Hermès 'MetaBirkin' NFTLe test de Rogers sur MetaBirkin NFT

Dans la requête, Rothschild fait référence à deux exemples. Il commence par l’analyse « Ginger et Fred » du Second Circuit. De plus, il explique pourquoi les boîtes de soupe Campbell d’Andy Warhol sont synonymes de ce qu’il fait avec sa collection NFT – car MetaBirkin représentent « des actifs non commercialisables ».

Ensuite, Rothschild a fait valoir que son utilisation n’est « pas explicitement trompeuse », comme l’exige également Rogers. Plus précisément, le défendeur soutient que la tromperie explicite ne peut s’établir par l’utilisation de la seule marque Birkin, car cela rendrait, selon le tribunal Brown, la nullité de  Rogers.

Découvrez aussi : Comment les NFT peuvent lutter contre la contrefaçon?

Alors que certains pourraient prendre le nom MetaBirkin pour suggérer implicitement qu’Hermès avait « approuvé l’œuvre ou joué un rôle dans sa production », la loi Lanham ne peut pas s’appliquer lorsqu’il existe un « mélange de significations ». En d’autres termes, l’élément « tromperie explicite » n’est pas la même chose que « confusion générale ».

Le troisième argument de Rothschild tourne autour de l’utilisation des NFT comme forme d’authentification, ce qui n’exclut pas les protections du premier amendement. Dans la requête, Rothschild met l’accent sur son utilisation des NFT comme un « nouveau mécanisme technologique » pour authentifier son bras, ce qui n’enlève rien à ses protections du premier amendement. Il dit que « les NFT sont simplement un code qui pointe vers un actif numérique » et rien de plus.

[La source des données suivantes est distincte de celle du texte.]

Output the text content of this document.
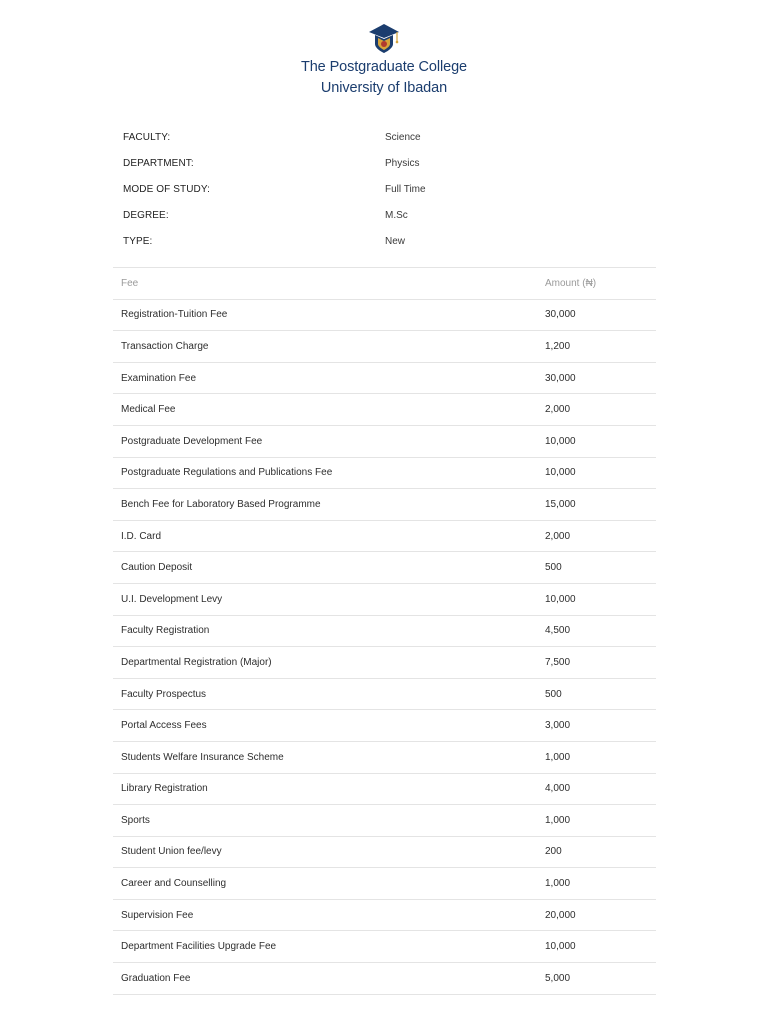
The Postgraduate College
University of Ibadan
FACULTY:	Science
DEPARTMENT:	Physics
MODE OF STUDY:	Full Time
DEGREE:	M.Sc
TYPE:	New
Fee	Amount (₦)
Registration-Tuition Fee	30,000
Transaction Charge	1,200
Examination Fee	30,000
Medical Fee	2,000
Postgraduate Development Fee	10,000
Postgraduate Regulations and Publications Fee	10,000
Bench Fee for Laboratory Based Programme	15,000
I.D. Card	2,000
Caution Deposit	500
U.I. Development Levy	10,000
Faculty Registration	4,500
Departmental Registration (Major)	7,500
Faculty Prospectus	500
Portal Access Fees	3,000
Students Welfare Insurance Scheme	1,000
Library Registration	4,000
Sports	1,000
Student Union fee/levy	200
Career and Counselling	1,000
Supervision Fee	20,000
Department Facilities Upgrade Fee	10,000
Graduation Fee	5,000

Tout au long de la requête, il fait référence à plusieurs cas où les tribunaux du deuxième circuit, entre autres, ont non seulement appliqué Rogers, mais l’ont appliqué uniquement dans les cas où le défendeur «vendait l’œuvre» – plutôt que l’expression créative. Il a été établi que le discours qui n’est pas « purement commercial » – ou s’il fait autre chose que de proposer une transaction commerciale – a droit à la protection intégrale du premier amendement.

Préparer le terrain pour l’application du droit de la propriété intellectuelle aux NFT

Alors que d’autres affaires, telles que Nike/StockX et Miramax/Quentin Tarantino , font également l’objet de litiges actifs, le procès d’Hermès contre Rothschild ouvrira sans aucun doute la voie à l’application de la propriété intellectuelle au monde des actifs numériques et des NFT. Alors que de plus en plus de marques de luxe entrent dans le métaverse et lancent leurs projets NFT respectifs, les tribunaux devront peser sur les limites et les paramètres de ce que signifie introduire l’originalité tout en équilibrant l’expression artistique et le droit de créer.

Bien qu’Hermès n’opère pas actuellement dans le métaverse (bien que la marque soit curieuse ), il sera intéressant de voir comment l’issue de cette affaire façonne la perspective globale de la marque sur la façon dont le monde évolue et change autour d’elle.